I'm extremely confused. We generally know that for a linear transformation represented by a matrix $T$:
$$P_{C}^{B}T_{B}^{B}P_{B}^{C}=T_{C}^{C}$$ And generally one can multiply a matrix $A$ for example by $P^{-1}$ and $P$ where they matrix $P$ has the eigenvectors as columns and we get a diagonalized matrix $D$ - $$D = P^{-1}AP$$
My question is, are the two formulas related? We know that $$ P_{C}^{B}=\begin{pmatrix}| & | & |\\ \left[b_{1}\right]_{C} & \left[b_{2}\right]_{C} & \left[b_{3}\right]_{C}\\ | & | & | \end{pmatrix}$$
But can I write the $P$_s in $$D = P^{-1}AP$$ in the same way? What will their lower or upper indices be? It is obvious that $A^{E}_{E}=I$ for instance, so that really confuses me. What does it mean to change the basis of a matrix, what index are we talking about?
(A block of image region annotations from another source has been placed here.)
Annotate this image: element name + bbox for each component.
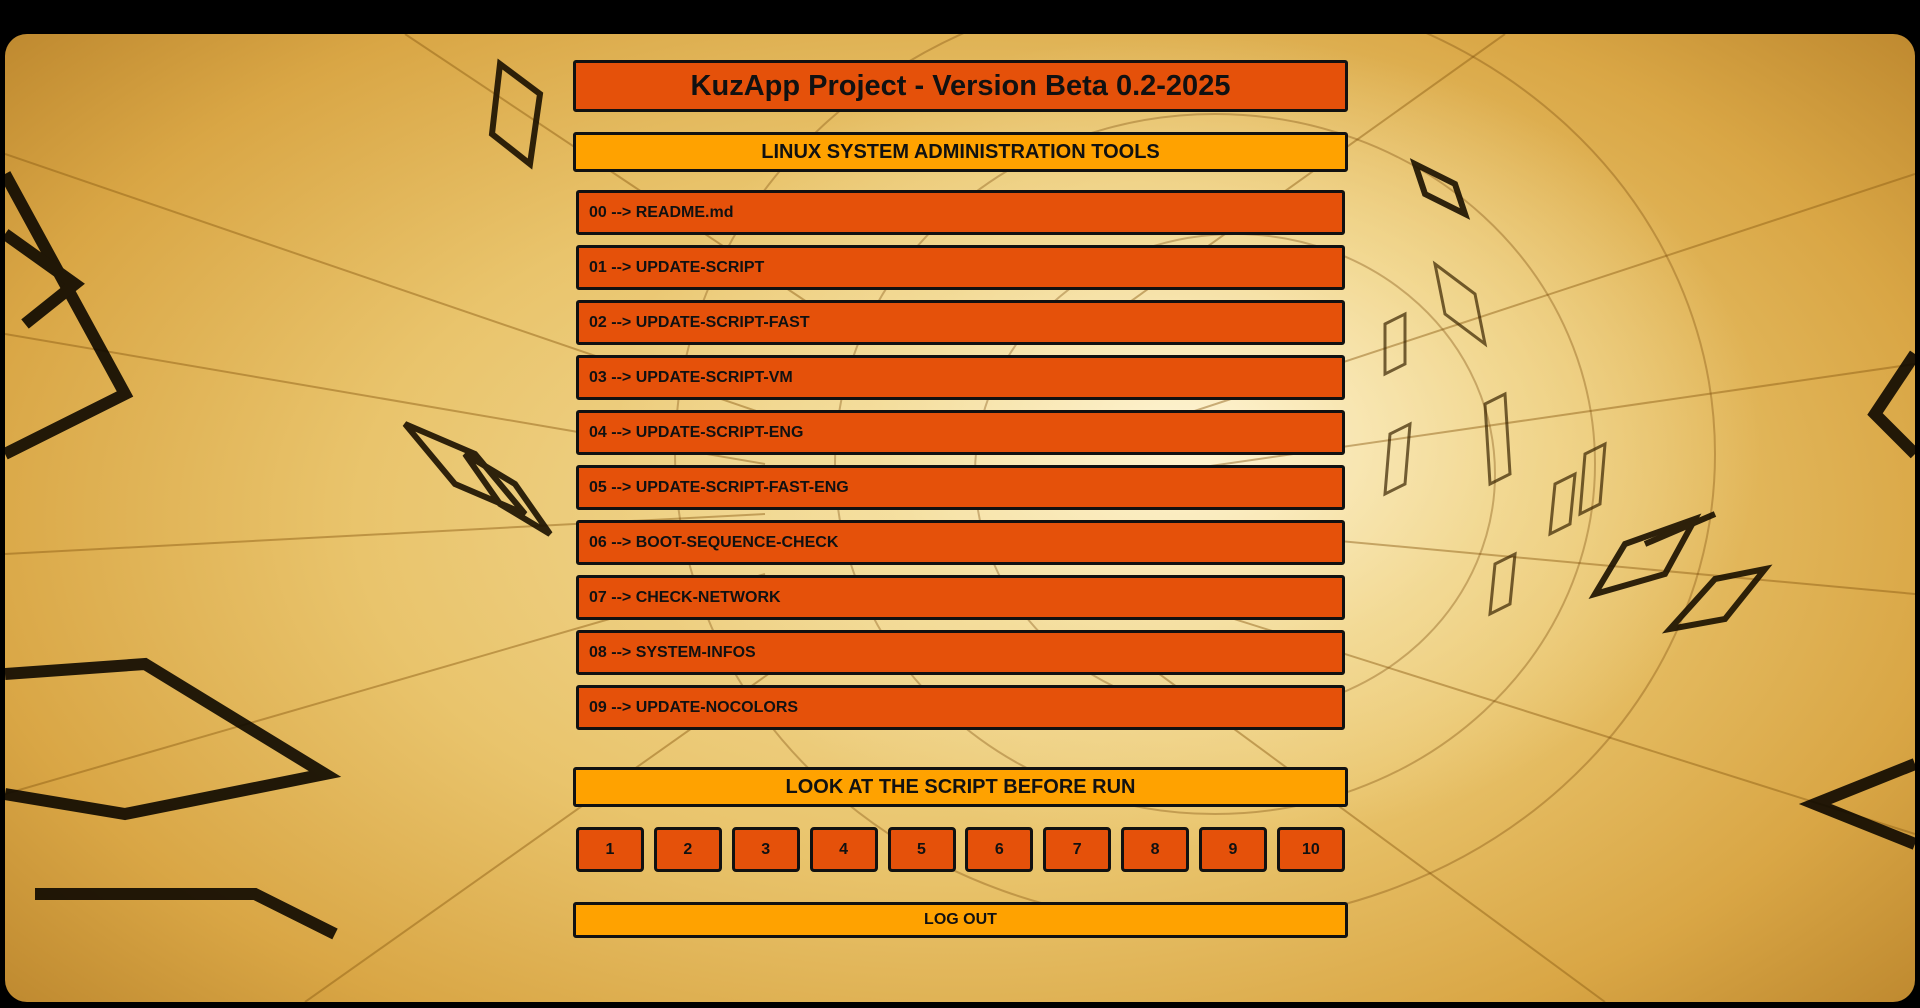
view-script-button-6[interactable]: 6 [965,827,1034,872]
view-script-button-7[interactable]: 7 [1043,827,1112,872]
menu-item-check-network[interactable]: 07 --> CHECK-NETWORK [576,575,1345,620]
menu-item-update-script[interactable]: 01 --> UPDATE-SCRIPT [576,245,1345,290]
view-script-button-8[interactable]: 8 [1121,827,1190,872]
view-script-button-5[interactable]: 5 [887,827,956,872]
menu-item-update-nocolors[interactable]: 09 --> UPDATE-NOCOLORS [576,685,1345,730]
tools-header: LINUX SYSTEM ADMINISTRATION TOOLS [573,132,1348,172]
menu-item-system-infos[interactable]: 08 --> SYSTEM-INFOS [576,630,1345,675]
view-script-button-3[interactable]: 3 [731,827,800,872]
view-script-button-2[interactable]: 2 [653,827,722,872]
app-title: KuzApp Project - Version Beta 0.2-2025 [573,60,1348,112]
view-script-button-9[interactable]: 9 [1199,827,1267,872]
menu-item-update-script-fast[interactable]: 02 --> UPDATE-SCRIPT-FAST [576,300,1345,345]
script-view-buttons: 1 2 3 4 5 6 7 8 9 10 [576,827,1345,872]
menu-item-update-script-vm[interactable]: 03 --> UPDATE-SCRIPT-VM [576,355,1345,400]
menu-item-readme[interactable]: 00 --> README.md [576,190,1345,235]
tools-menu: 00 --> README.md 01 --> UPDATE-SCRIPT 02… [576,190,1345,730]
menu-item-update-script-eng[interactable]: 04 --> UPDATE-SCRIPT-ENG [576,410,1345,455]
view-script-button-1[interactable]: 1 [576,827,644,872]
menu-item-boot-sequence-check[interactable]: 06 --> BOOT-SEQUENCE-CHECK [576,520,1345,565]
view-script-button-4[interactable]: 4 [809,827,878,872]
view-script-button-10[interactable]: 10 [1276,827,1345,872]
logout-button[interactable]: LOG OUT [573,902,1348,938]
app-window: KuzApp Project - Version Beta 0.2-2025 L… [5,34,1915,1002]
script-viewer-header: LOOK AT THE SCRIPT BEFORE RUN [573,767,1348,807]
menu-item-update-script-fast-eng[interactable]: 05 --> UPDATE-SCRIPT-FAST-ENG [576,465,1345,510]
main-panel: KuzApp Project - Version Beta 0.2-2025 L… [573,60,1348,938]
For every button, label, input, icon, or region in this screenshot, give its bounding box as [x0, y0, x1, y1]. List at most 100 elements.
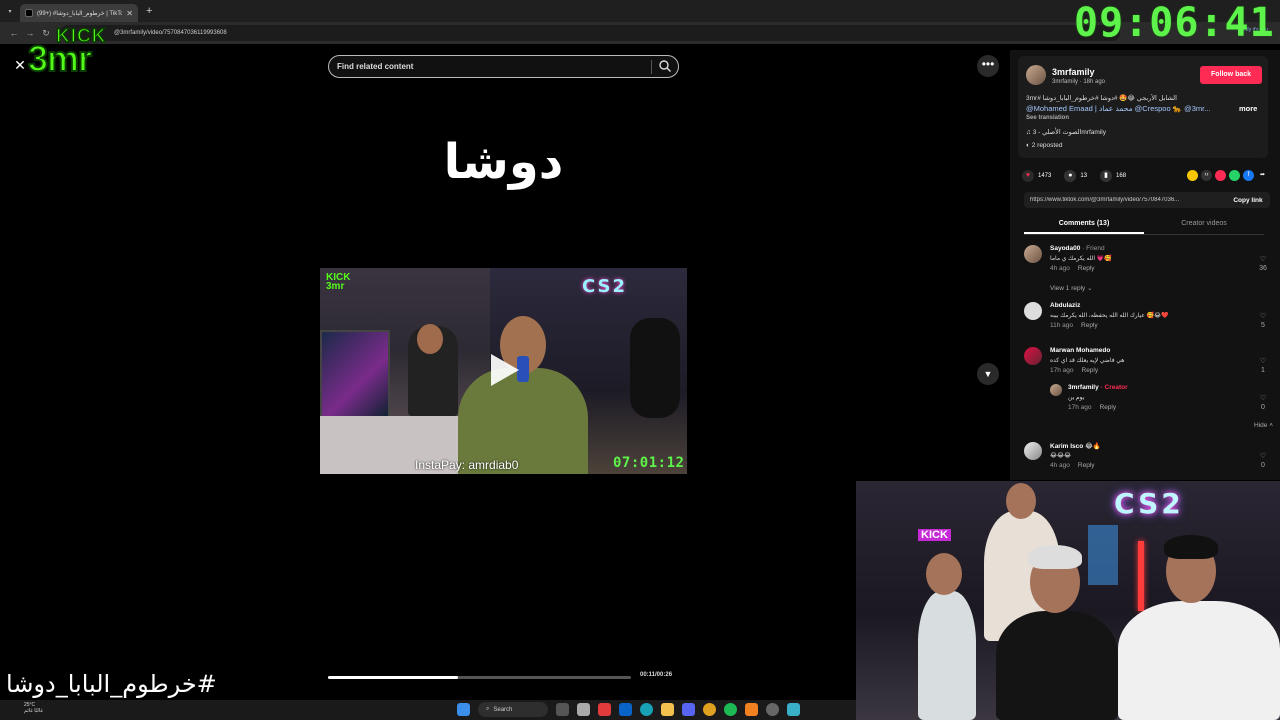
reply-link[interactable]: Reply [1078, 265, 1095, 272]
taskbar-search[interactable]: ⌕ Search [478, 702, 548, 717]
more-link[interactable]: more [1239, 104, 1257, 113]
weather-widget[interactable]: 25°C غالبًا غائم [24, 702, 43, 714]
panel-tabs: Comments (13) Creator videos [1024, 215, 1264, 235]
caption-mentions[interactable]: @Mohamed Emaad | محمد عماد @Crespoo 🐆 @3… [1026, 104, 1231, 113]
browser-tab[interactable]: (99+) #خرطوم_البابا_دوشا | TikTok ✕ [20, 4, 138, 22]
file-icon[interactable] [577, 703, 590, 716]
comment-like[interactable]: ♡ 0 [1256, 452, 1270, 470]
follow-back-button[interactable]: Follow back [1200, 66, 1262, 84]
creator-tag: · Creator [1100, 384, 1128, 391]
video-title-overlay: دوشا [443, 134, 564, 190]
tiktok-favicon-icon [25, 9, 33, 17]
commenter-name[interactable]: Abdulaziz [1050, 302, 1080, 309]
creator-avatar[interactable] [1050, 384, 1062, 396]
search-placeholder: Find related content [337, 62, 414, 71]
heart-outline-icon: ♡ [1259, 395, 1267, 402]
repost-row[interactable]: ◐ 2 reposted [1026, 142, 1062, 149]
comment-meta: 4h ago Reply [1050, 462, 1095, 469]
task-view-icon[interactable] [556, 703, 569, 716]
url-field[interactable]: @3mrfamily/video/7570847036119993608 [60, 25, 1120, 41]
copy-link-button[interactable]: Copy link [1226, 197, 1270, 204]
whatsapp-icon[interactable] [1229, 170, 1240, 181]
author-avatar[interactable] [1026, 65, 1046, 85]
settings-icon[interactable] [766, 703, 779, 716]
facebook-icon[interactable]: f [1243, 170, 1254, 181]
more-options-button[interactable]: ••• [977, 55, 999, 77]
share-icons: ‹› f ➦ [1187, 170, 1268, 181]
search-icon[interactable] [658, 59, 672, 73]
search-divider [651, 60, 652, 74]
reply-link[interactable]: Reply [1100, 404, 1117, 411]
repost-icon[interactable] [1215, 170, 1226, 181]
standing-person-head [1006, 483, 1036, 519]
comment-like[interactable]: ♡ 5 [1256, 312, 1270, 330]
new-tab-icon[interactable]: + [146, 5, 152, 17]
comment-action[interactable]: ● 13 [1064, 170, 1087, 182]
friend-tag: · Friend [1082, 245, 1105, 252]
tab-creator-videos[interactable]: Creator videos [1144, 215, 1264, 234]
comment-meta: 11h ago Reply [1050, 322, 1098, 329]
mini-kick-logo: KICK 3mr [326, 273, 350, 292]
frame-timestamp: 07:01:12 [613, 455, 685, 471]
file-explorer-icon[interactable] [661, 703, 674, 716]
comment-like[interactable]: ♡ 0 [1256, 394, 1270, 412]
discord-icon[interactable] [682, 703, 695, 716]
commenter-avatar[interactable] [1024, 442, 1042, 460]
tab-comments[interactable]: Comments (13) [1024, 215, 1144, 234]
chrome-icon[interactable] [703, 703, 716, 716]
edge-icon[interactable] [640, 703, 653, 716]
taskbar-icons: ⌕ Search [457, 702, 800, 717]
instapay-text: InstaPay: amrdiab0 [415, 458, 519, 472]
share-arrow-icon[interactable]: ➦ [1257, 170, 1268, 181]
see-translation-link[interactable]: See translation [1026, 115, 1069, 121]
emoji-share-icon[interactable] [1187, 170, 1198, 181]
find-related-search[interactable]: Find related content [328, 55, 679, 78]
video-link[interactable]: https://www.tiktok.com/@3mrfamily/video/… [1024, 197, 1226, 203]
app-red-icon[interactable] [598, 703, 611, 716]
video-frame[interactable]: CS2 KICK 3mr InstaPay: amrdiab0 07:01:12 [320, 268, 687, 474]
next-video-button[interactable]: ▼ [977, 363, 999, 385]
vlc-icon[interactable] [745, 703, 758, 716]
webcam-overlay: CS2 KICK [856, 481, 1280, 720]
music-title: الصوت الأصلي - 3mrfamily [1032, 129, 1106, 136]
caption-line-1: الشابل الأربجي 😂🤩 #دوشا #خرطوم_البابا_دو… [1026, 95, 1177, 102]
comment-text: يوم ين [1068, 395, 1085, 401]
chevron-up-icon: ˄ [1269, 422, 1273, 429]
search-icon: ⌕ [486, 706, 490, 712]
outlook-icon[interactable] [619, 703, 632, 716]
windows-start-icon[interactable] [457, 703, 470, 716]
tab-list-icon[interactable]: ▾ [0, 8, 20, 15]
back-icon[interactable]: ← [6, 28, 22, 38]
commenter-avatar[interactable] [1024, 347, 1042, 365]
video-progress-bar[interactable] [328, 676, 631, 679]
heart-icon: ♥ [1022, 170, 1034, 182]
spotify-icon[interactable] [724, 703, 737, 716]
hide-replies-link[interactable]: Hide ˄ [1254, 422, 1273, 429]
comment-like[interactable]: ♡ 36 [1256, 255, 1270, 273]
commenter-name[interactable]: Marwan Mohamedo [1050, 347, 1110, 354]
music-row[interactable]: ♫ الصوت الأصلي - 3mrfamily [1026, 128, 1106, 136]
like-action[interactable]: ♥ 1473 [1022, 170, 1051, 182]
reply-link[interactable]: Reply [1078, 462, 1095, 469]
embed-icon[interactable]: ‹› [1201, 170, 1212, 181]
commenter-name[interactable]: 3mrfamily · Creator [1068, 384, 1128, 391]
comment-like-count: 5 [1261, 322, 1265, 329]
close-icon[interactable]: ✕ [10, 55, 30, 75]
commenter-name[interactable]: Karim Isco 😂🔥 [1050, 442, 1101, 450]
save-action[interactable]: ▮ 168 [1100, 170, 1126, 182]
reply-link[interactable]: Reply [1082, 367, 1099, 374]
stream-clock: 09:06:41 [1074, 0, 1275, 46]
reply-link[interactable]: Reply [1081, 322, 1098, 329]
close-tab-icon[interactable]: ✕ [126, 9, 133, 18]
commenter-avatar[interactable] [1024, 245, 1042, 263]
comment-like[interactable]: ♡ 1 [1256, 357, 1270, 375]
play-icon[interactable] [491, 354, 519, 386]
video-player[interactable]: Find related content دوشا CS2 KICK 3mr In… [320, 44, 687, 690]
repost-count: 2 reposted [1031, 142, 1063, 149]
view-replies-link[interactable]: View 1 reply ⌄ [1050, 284, 1093, 292]
calculator-icon[interactable] [787, 703, 800, 716]
save-count: 168 [1116, 173, 1127, 179]
commenter-avatar[interactable] [1024, 302, 1042, 320]
author-name[interactable]: 3mrfamily [1052, 67, 1095, 77]
commenter-name[interactable]: Sayoda00 · Friend [1050, 245, 1105, 252]
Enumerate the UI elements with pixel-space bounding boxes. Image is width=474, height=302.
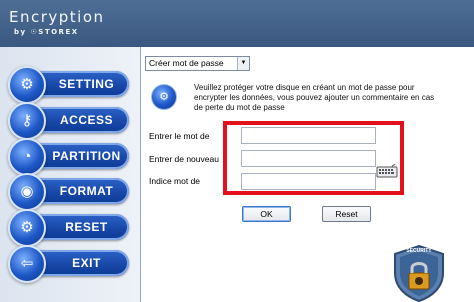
info-text: Veuillez protéger votre disque en créant… xyxy=(194,83,435,112)
main-panel: Créer mot de passe ▼ ⚙ Veuillez protéger… xyxy=(141,47,474,302)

A diagonalizing change of basis is just a specific kind of change of basis. We usually talk about a square matrix as taking inputs in a basis $B$ and giving outputs in the same basis $B$. A change of basis transformation would switch between bases $B$ and $E$, or the reverse, and be written either $P_B^E$ or $P_E^B$.
Suppose you have a basis $b_1 = (1,1)$ and $b_2 = (1,-1)$. Then the matrix $$P = \begin{bmatrix}1&1\\1&-1\end{bmatrix}$$ will convert the standard basis to the $B$ basis, and its inverse$$P^{-1} = \begin{bmatrix}1/2&1/2\\1/2&-1/2\end{bmatrix}$$ will convert from the $B$ basis back to the standard $E$ basis. Now suppose you have an operator that doubles $b_1$ and triples $b_2$. Its diagonal form is $$D = T_B^B = \begin{bmatrix}2&0\\0&3\end{bmatrix}$$ and its form in the $E$ basis is $$A = T_E^E = PDP^{-1} = \begin{bmatrix}5/2&-1/2\\-1/2&5/2\end{bmatrix}$$ If we had started with matrix $A$ and wanted to diagonalize it, you would need to find out that $(1,1)$ is an eigenvector of $A$ with eigenvalue $2$, and $(1,-1)$ is an eigenvector of $A$ with eigenvalue $3$, construct $P$ and go the other way.
If you want a visual aid to understanding, you can imagine a couple of independent vectors $v_1$ and $v_2$ as arrows, and $Tv_1$ and $Tv_2$ as another pair of vectors. That is a "coordinate free" description of what $T$ does. In order to put numbers on it (besides maybe eigenvalues if you measure lengths and happened to have eigenvectors drawn) you need to add a coordinate system: a grid. You can use a standard grid, or a grid with one axis slanted, or a grid with both axes slanted so the grid is made of parallelograms. The numbers you get simply determine the values you get in $T_E^E$ or $T_B^B$ or $T_Q^Q$ or whatever basis you want.
The two most interesting bases are usually the standard one and the one made of eigenvectors (if it exists) or "as many eigenvectors as possible" plus extra if it doesn't.
Ultimately, the numbers in a vector, the components, are simply a description for a given basis of how many of the first basis vector and how many of the second basis vector and so forth are needed to make the given vector. And the entries of a matrix for $T$ in any given basis can be found using the components of the inputs and outputs.
I'm not sure exactly where your confusion lies, but I hope that helps.